Turns out the music was a departure for Simpson. Sound & Fury would be a dirty, scuzzy rock record and Simpson thought the new musical direction should have some appropriate visuals. So: anime. I cued it up and the music was more Southern blues and rock than is my preference, but the anime story kept me interested. The film is a series of vignettes, but the overarching storyline is about a masked samurai warrior tearing through a post nuclear landscape in a muscle car. SPOILER ALERT: when the mask comes off, it is revealed the warrior is a woman.
Soon her adventure leads her to a road war with the baddies and the music turns from fuzzy distortion guitar crunch to synth-beat, funky danceable disco complete with buzzer sirens, telegraph keyboards, and piercing licks. The video features our samurai heroine fronting a line dance of muscle men in hoods, women bodybuilders in bikinis, pasty-sporting geishas, and the two bad guys, a skinny, skeevy guy in a business suit and a Jabba-bodied kingpin. And they all dance their asses off. The choreography is fantastic and the video flashes color, strobing like mad, managing to be both foot-stomping and sexy and funny all at the same time.
Simpson’s southern drawl yelps and calls, bouncing and skating along with the syncopated rhythm. His voice makes you want to sing along while the music practically begs you to get on the dance floor and try your damnedest to work the animated choreography line dance, which is top-notch. The song itself is Simpson at his typical rebellious bent, only this time the lyrics aren’t set to a crooning country tune, but something that wouldn’t be out of line in the Earth, Wind & Fire catalogue.
Well now everybody’s worried ‘bout a good look
But they need to be worried ‘bout a good hook
Attacking record companies’ adoration of the facile at the expense of real meat and guts artistry isn’t the only subject of his ire.
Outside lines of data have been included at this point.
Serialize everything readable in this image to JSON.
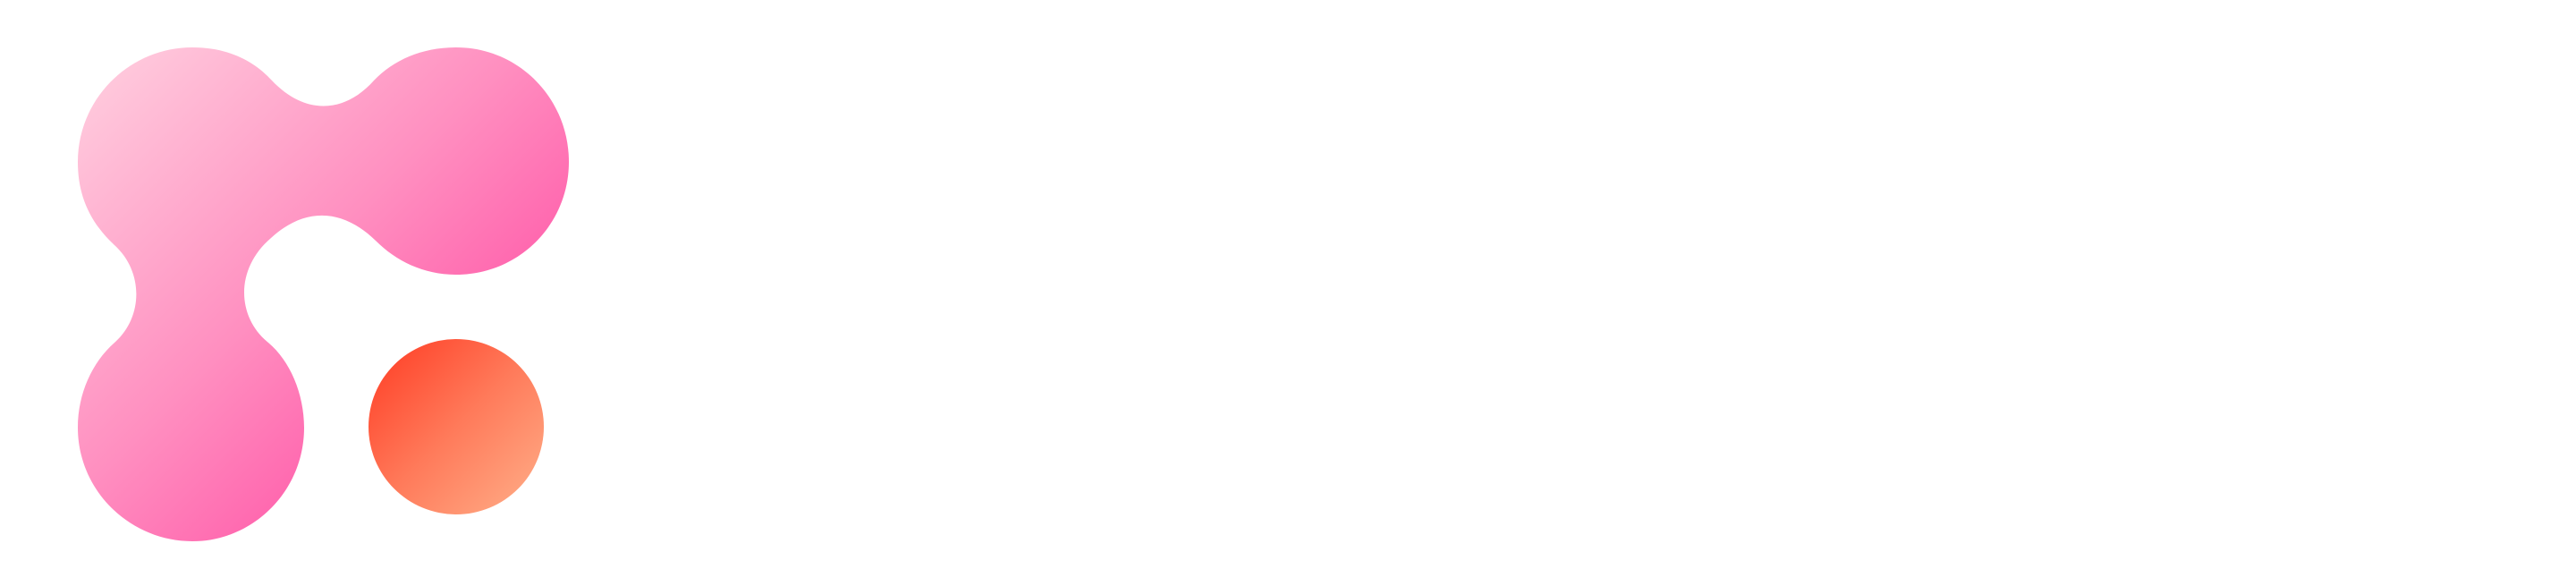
{
  "logo": {
    "icon_name": "brand-logo-icon",
    "shape_gradient": [
      "#ffd1e0",
      "#ff8fc0",
      "#ff2e96"
    ],
    "dot_gradient": [
      "#ff3a22",
      "#ff7a5a",
      "#ffb08a"
    ]
  },
  "background_color": "#ffffff"
}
Simpson also turns the critical mirror back at himself, the push/pull of fame and all the troubles that come with it. As Chrissie Hynde sang, “How much did you get for your soul?”
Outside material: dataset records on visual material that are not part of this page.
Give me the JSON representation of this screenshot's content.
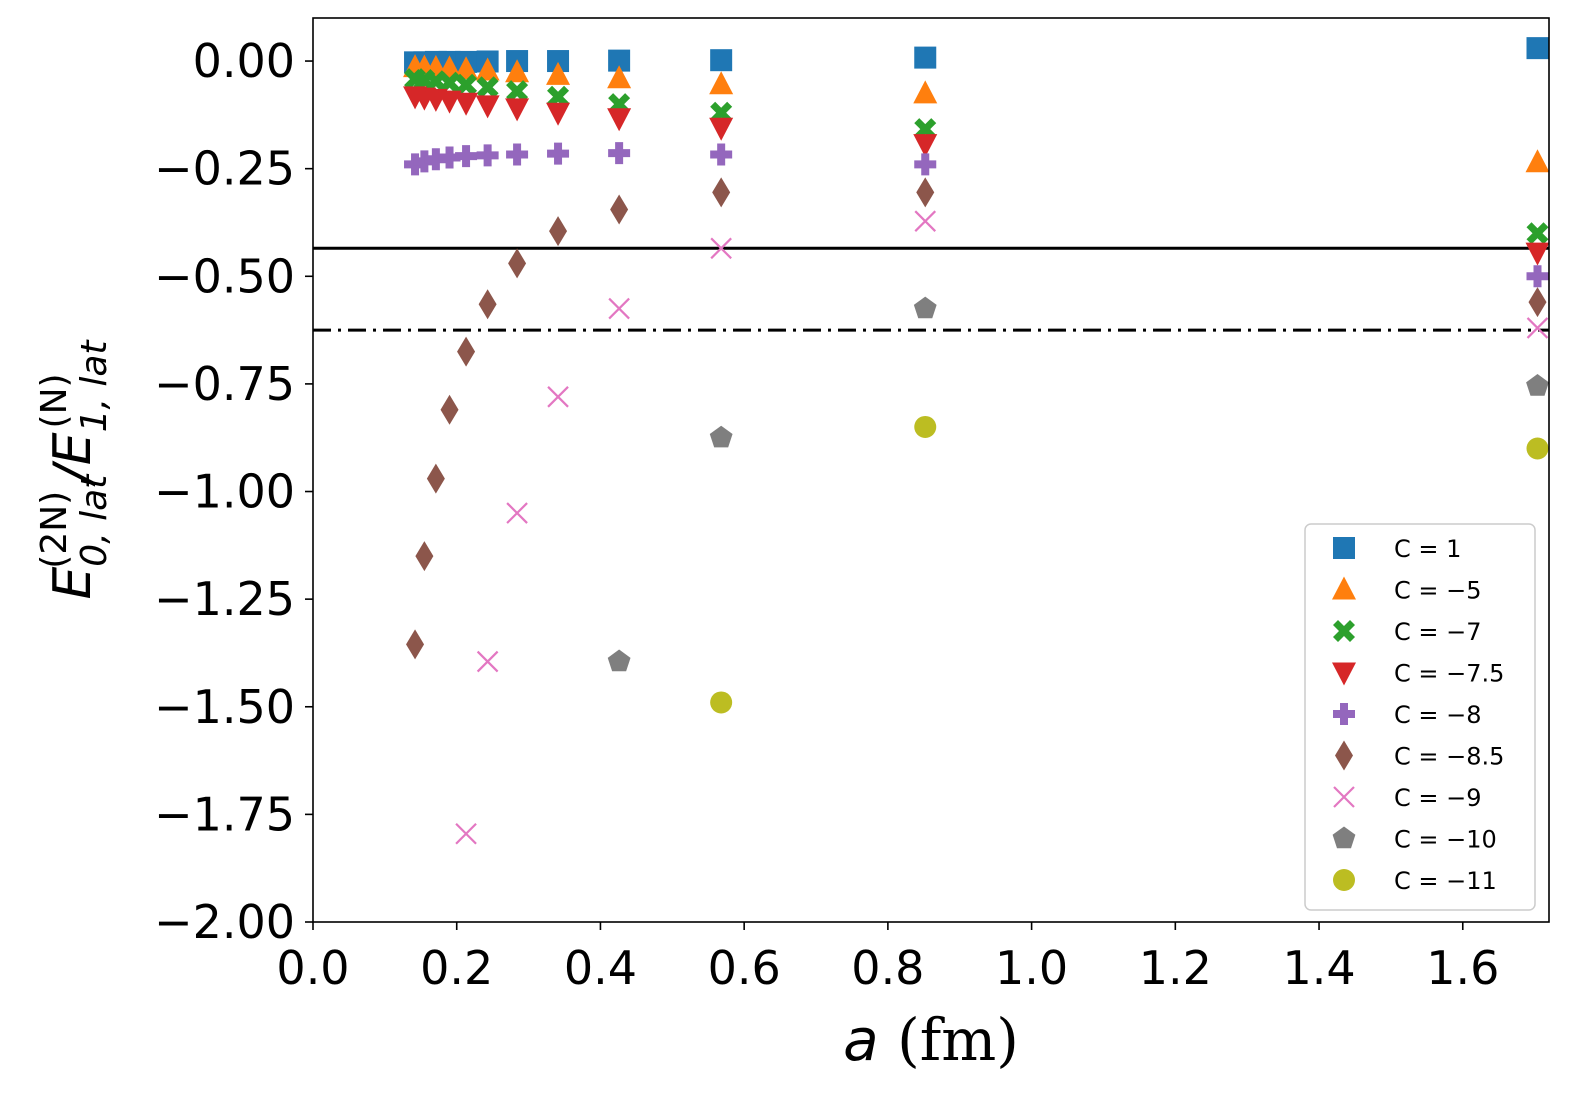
{
  "chart_data": {
    "type": "scatter",
    "title": "",
    "xlabel": "a (fm)",
    "ylabel": "E_{0,lat}^{(2N)}/E_{1,lat}^{(N)}",
    "xlim": [
      0.0,
      1.72
    ],
    "ylim": [
      -2.0,
      0.1
    ],
    "xticks": [
      "0.0",
      "0.2",
      "0.4",
      "0.6",
      "0.8",
      "1.0",
      "1.2",
      "1.4",
      "1.6"
    ],
    "yticks": [
      "0.00",
      "−0.25",
      "−0.50",
      "−0.75",
      "−1.00",
      "−1.25",
      "−1.50",
      "−1.75",
      "−2.00"
    ],
    "grid": false,
    "legend_position": "lower-right",
    "reference_lines": [
      {
        "style": "solid",
        "y": -0.435
      },
      {
        "style": "dashdot",
        "y": -0.625
      }
    ],
    "series": [
      {
        "name": "C = 1",
        "marker": "square",
        "color": "#1f77b4",
        "x": [
          0.142,
          0.155,
          0.171,
          0.19,
          0.213,
          0.243,
          0.284,
          0.341,
          0.426,
          0.568,
          0.852,
          1.704
        ],
        "y": [
          -0.003,
          -0.003,
          -0.002,
          -0.002,
          -0.002,
          -0.001,
          0.0,
          0.0,
          0.001,
          0.002,
          0.008,
          0.03
        ]
      },
      {
        "name": "C = −5",
        "marker": "triangle-up",
        "color": "#ff7f0e",
        "x": [
          0.142,
          0.155,
          0.171,
          0.19,
          0.213,
          0.243,
          0.284,
          0.341,
          0.426,
          0.568,
          0.852,
          1.704
        ],
        "y": [
          -0.014,
          -0.015,
          -0.016,
          -0.017,
          -0.019,
          -0.022,
          -0.026,
          -0.032,
          -0.04,
          -0.054,
          -0.075,
          -0.235
        ]
      },
      {
        "name": "C = −7",
        "marker": "x-filled",
        "color": "#2ca02c",
        "x": [
          0.142,
          0.155,
          0.171,
          0.19,
          0.213,
          0.243,
          0.284,
          0.341,
          0.426,
          0.568,
          0.852,
          1.704
        ],
        "y": [
          -0.042,
          -0.044,
          -0.047,
          -0.05,
          -0.055,
          -0.061,
          -0.07,
          -0.083,
          -0.1,
          -0.12,
          -0.158,
          -0.4
        ]
      },
      {
        "name": "C = −7.5",
        "marker": "triangle-down",
        "color": "#d62728",
        "x": [
          0.142,
          0.155,
          0.171,
          0.19,
          0.213,
          0.243,
          0.284,
          0.341,
          0.426,
          0.568,
          0.852,
          1.704
        ],
        "y": [
          -0.082,
          -0.085,
          -0.088,
          -0.092,
          -0.097,
          -0.103,
          -0.11,
          -0.12,
          -0.133,
          -0.155,
          -0.193,
          -0.445
        ]
      },
      {
        "name": "C = −8",
        "marker": "plus-filled",
        "color": "#9467bd",
        "x": [
          0.142,
          0.155,
          0.171,
          0.19,
          0.213,
          0.243,
          0.284,
          0.341,
          0.426,
          0.568,
          0.852,
          1.704
        ],
        "y": [
          -0.24,
          -0.233,
          -0.228,
          -0.224,
          -0.221,
          -0.219,
          -0.217,
          -0.215,
          -0.214,
          -0.217,
          -0.24,
          -0.5
        ]
      },
      {
        "name": "C = −8.5",
        "marker": "thin-diamond",
        "color": "#8c564b",
        "x": [
          0.142,
          0.155,
          0.171,
          0.19,
          0.213,
          0.243,
          0.284,
          0.341,
          0.426,
          0.568,
          0.852,
          1.704
        ],
        "y": [
          -1.355,
          -1.15,
          -0.97,
          -0.81,
          -0.675,
          -0.565,
          -0.47,
          -0.395,
          -0.345,
          -0.305,
          -0.305,
          -0.56
        ]
      },
      {
        "name": "C = −9",
        "marker": "x",
        "color": "#e377c2",
        "x": [
          0.213,
          0.243,
          0.284,
          0.341,
          0.426,
          0.568,
          0.852,
          1.704
        ],
        "y": [
          -1.795,
          -1.395,
          -1.05,
          -0.78,
          -0.575,
          -0.435,
          -0.372,
          -0.62
        ]
      },
      {
        "name": "C = −10",
        "marker": "pentagon",
        "color": "#7f7f7f",
        "x": [
          0.426,
          0.568,
          0.852,
          1.704
        ],
        "y": [
          -1.395,
          -0.875,
          -0.575,
          -0.755
        ]
      },
      {
        "name": "C = −11",
        "marker": "circle",
        "color": "#bcbd22",
        "x": [
          0.568,
          0.852,
          1.704
        ],
        "y": [
          -1.49,
          -0.85,
          -0.9
        ]
      }
    ]
  }
}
Why you gettin’ pissed ‘cause we’re getting discovered
Are you talking all this shit just to get on the cover
Simpson famously rebelled against every label the label or critics gave him. One of those labels being rebel country. So it’s fitting that Simpson’s next move would be to produce a blazing, guitar god rock album instead of the alt country croonings that made him famous. But he knows the risks.
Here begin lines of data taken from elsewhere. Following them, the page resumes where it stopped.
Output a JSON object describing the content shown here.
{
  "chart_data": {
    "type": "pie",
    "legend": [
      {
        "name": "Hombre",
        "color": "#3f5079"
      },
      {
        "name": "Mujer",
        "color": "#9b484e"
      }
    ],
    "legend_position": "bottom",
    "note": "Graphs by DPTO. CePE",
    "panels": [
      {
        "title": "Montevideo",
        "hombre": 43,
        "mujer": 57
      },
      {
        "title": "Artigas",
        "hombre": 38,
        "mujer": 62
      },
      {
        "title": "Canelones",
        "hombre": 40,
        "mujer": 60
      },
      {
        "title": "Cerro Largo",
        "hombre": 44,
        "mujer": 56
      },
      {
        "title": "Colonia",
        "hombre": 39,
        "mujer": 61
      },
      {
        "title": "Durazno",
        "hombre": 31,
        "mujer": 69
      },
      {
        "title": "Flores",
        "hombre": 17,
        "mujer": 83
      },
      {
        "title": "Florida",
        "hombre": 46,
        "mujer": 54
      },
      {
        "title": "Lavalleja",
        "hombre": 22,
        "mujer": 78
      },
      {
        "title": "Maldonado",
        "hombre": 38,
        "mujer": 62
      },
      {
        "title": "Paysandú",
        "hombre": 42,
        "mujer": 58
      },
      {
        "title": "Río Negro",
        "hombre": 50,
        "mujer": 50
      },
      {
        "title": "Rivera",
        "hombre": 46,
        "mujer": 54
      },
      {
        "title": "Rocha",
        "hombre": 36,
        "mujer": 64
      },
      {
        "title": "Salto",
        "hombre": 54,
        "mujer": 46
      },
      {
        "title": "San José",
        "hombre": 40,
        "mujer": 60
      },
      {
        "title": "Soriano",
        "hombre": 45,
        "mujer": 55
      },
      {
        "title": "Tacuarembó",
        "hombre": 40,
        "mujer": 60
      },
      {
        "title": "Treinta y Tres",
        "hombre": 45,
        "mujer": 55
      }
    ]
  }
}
Well now, how you gonna eat when you’re biting the hand
Well you know they don’t like it when you take a stand
Musically, the song speaks out of both sides of its mouth: dark and bright, the booty-shaking and the roof-raising, elation and destruction. It’s as colorful as the multi-hued spotlights of the club. I have the song forever cued up on Netflix. I watch/dance/listen to the track often, then rewind it back to its beginning so it’s ready for the next time I need a little disco pick-me-up.
Simpson wanted to capture the feeling he and his band got when they played live, when they went back to their hotel room and just jammed. “A Good Look” is like most of the songs on Sound & Fury. It sounds like guys getting away with something. Stealing a little bit of hip-hop here, taking some house there. Then showing off what they’re going to do with what they pilfered. “A Good Look” is like the muscle car the samurai chick drives. It’s fast, it’s mean, and it’s not meant to sit in the driveway. It wants to move. So will you.